Vince Dooley a hit during Walker County visi | Sport
by Tim Carlfeld
Jun 29, 2007 | 108 views | 0 0 comments | 5 5 recommendations | email to a friend | print
Though he has a reason to, former University of Georgia football coach Vince Dooley seems to be doing anything but slowing down these days.

With a voice raspy from recent throat cancer surgery and daily radiation treatments, Dooley addressed Walker County Chamber of Commerce members Tuesday, saying he feels fine.

“People think I’m supposed to feel bad, and it makes me feel bad that I don’t,” he joked to the full-house luncheon audience at the Walker County Civic Center.

It was the first of two Walker stops for Dooley, 74, who achieved more than 200 wins in his 25 seasons heading the UGA football program.

Gateway Bank & Trust sponsored both his speaking appearance at the Chamber and a later stop at their LaFayette branch to sign copies of the three books he’s penned.

Promotion of the books goes hand-in-hand with a grueling schedule of speaking engagements for the affable coach, who is ranked 10th in college football career wins.

The latest book, “How ‘Bout Them Dawgs,” is a children’s book dedicated to his 11 grandchildren.

“I was real sure to spell each one of their names correctly,” he said.

Athletics and academics have always shared high priority in Dooley’s life.

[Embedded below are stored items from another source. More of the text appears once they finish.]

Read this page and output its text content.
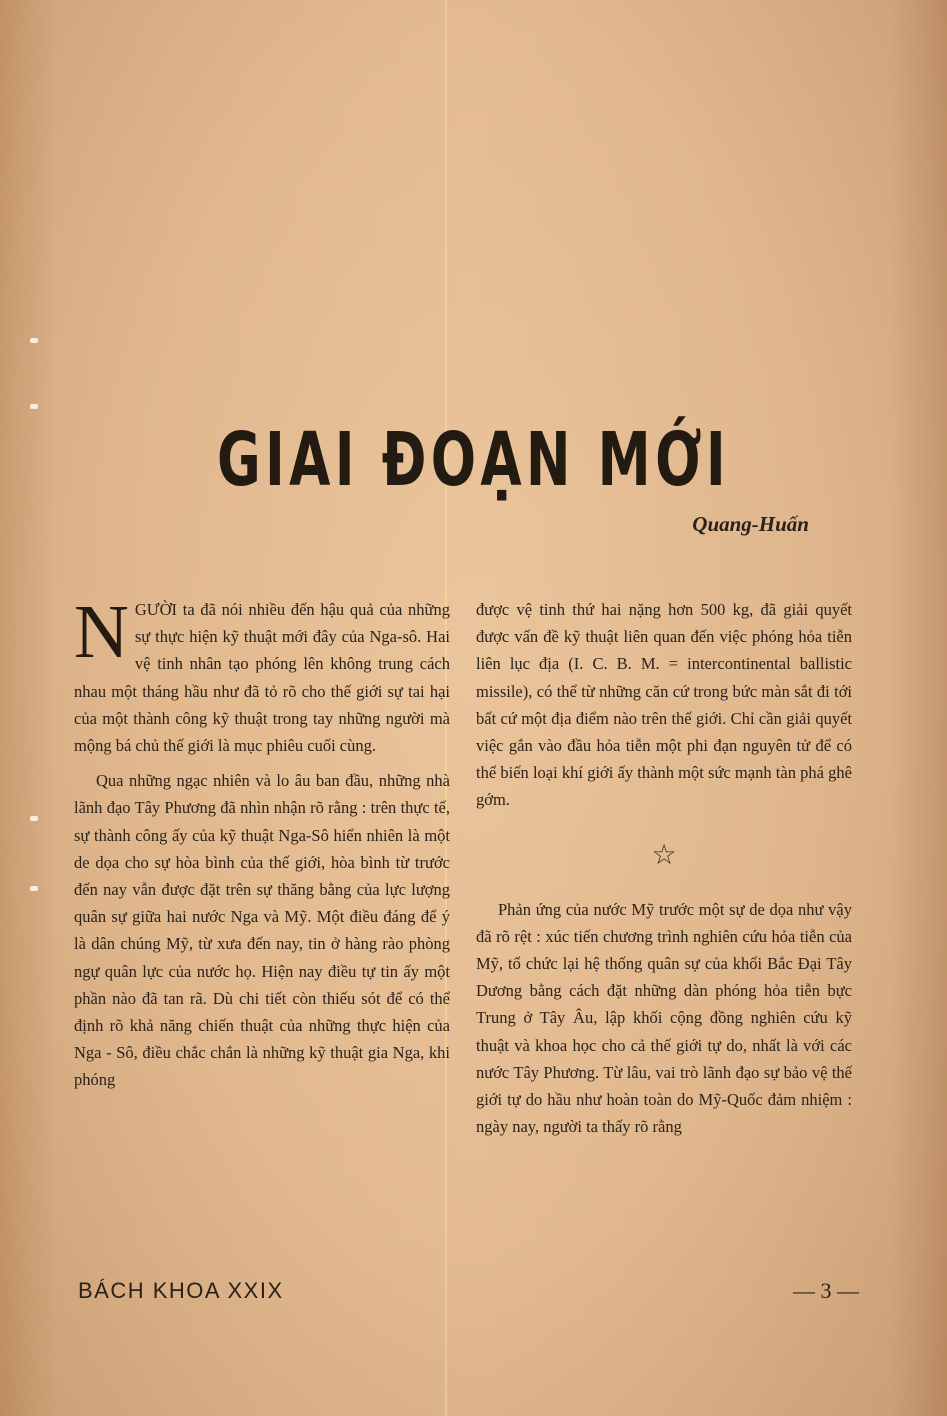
GIAI ĐOẠN MỚI
Quang-Huấn

N GƯỜI ta đã nói nhiều đến hậu quả của những sự thực hiện kỹ thuật mới đây của Nga-sô. Hai vệ tinh nhân tạo phóng lên không trung cách nhau một tháng hầu như đã tỏ rõ cho thế giới sự tai hại của một thành công kỹ thuật trong tay những người mà mộng bá chủ thế giới là mục phiêu cuối cùng.

Qua những ngạc nhiên và lo âu ban đầu, những nhà lãnh đạo Tây Phương đã nhìn nhận rõ rằng : trên thực tế, sự thành công ấy của kỹ thuật Nga-Sô hiển nhiên là một de dọa cho sự hòa bình của thế giới, hòa bình từ trước đến nay vẫn được đặt trên sự thăng bằng của lực lượng quân sự giữa hai nước Nga và Mỹ. Một điều đáng để ý là dân chúng Mỹ, từ xưa đến nay, tin ở hàng rào phòng ngự quân lực của nước họ. Hiện nay điều tự tin ấy một phần nào đã tan rã. Dù chi tiết còn thiếu sót để có thể định rõ khả năng chiến thuật của những thực hiện của Nga - Sô, điều chắc chắn là những kỹ thuật gia Nga, khi phóng

được vệ tinh thứ hai nặng hơn 500 kg, đã giải quyết được vấn đề kỹ thuật liên quan đến việc phóng hỏa tiễn liên lục địa (I. C. B. M. = intercontinental ballistic missile), có thể từ những căn cứ trong bức màn sắt đi tới bất cứ một địa điểm nào trên thế giới. Chỉ cần giải quyết việc gắn vào đầu hỏa tiễn một phi đạn nguyên tử để có thể biến loại khí giới ấy thành một sức mạnh tàn phá ghê gớm.

☆

Phản ứng của nước Mỹ trước một sự de dọa như vậy đã rõ rệt : xúc tiến chương trình nghiên cứu hỏa tiễn của Mỹ, tổ chức lại hệ thống quân sự của khối Bắc Đại Tây Dương bằng cách đặt những dàn phóng hỏa tiễn bực Trung ở Tây Âu, lập khối cộng đồng nghiên cứu kỹ thuật và khoa học cho cả thế giới tự do, nhất là với các nước Tây Phương. Từ lâu, vai trò lãnh đạo sự bảo vệ thế giới tự do hầu như hoàn toàn do Mỹ-Quốc đảm nhiệm : ngày nay, người ta thấy rõ rằng

BÁCH KHOA XXIX	— 3 —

He was the quarterback and captain of the Auburn University football team and has a master’s degree in history.

Dooley recalled how he took the UGA job at a point when the team had suffered losing seasons in seven of the previous nine years.

“There was a national search for a coach, and all the Bulldogs’ fans were excited when they heard that Vince was going to be the new coach,” said Dooley, whose original contract was for a $12,000 salary. “It was too bad that they were thinking it was Vince Lombardi.”

With college football’s top coaches now pulling in multi-million dollar salaries, Dooley says his wife Barbara considered that he got in the game too early. “It’s amazing what a market economy has done for college football,” he said.

Barbara is a recent breast cancer survivor as well as an author, having penned “Put Me In Coach — Confessions of a Football Wife.”

“We have had 44 wonderful years of marriage, which isn’t bad out of 47,” Dooley said of his bride, garnering the biggest laugh of the day.

Dooley counts among his friendships over his 40 years in college football the likes of great coaches Bobby Bowden of Florida State, Penn State’s Joe Paterno, the late Woody Hayes of Ohio State, and current Bulldogs football coach Mark Richt.

“Mark is the total package of leadership — a combination of moral qualities, integrity, the trust of his players and a top-notch resolve to win,” he said of Richt.

Dooley assumed the duties of athletic director at UGA in 1979, performing in that capacity along with coaching the football team until 1984, when he stepped down as coach. He remained head of the athletic department until retiring in 2004.

In comparing his dual roles, Coach Dooley said the decision-making process was the biggest difference. “As athletic director I could appoint a committee which may come back with results in three weeks. As a coach I was often alone in coming up with an answer in three seconds.”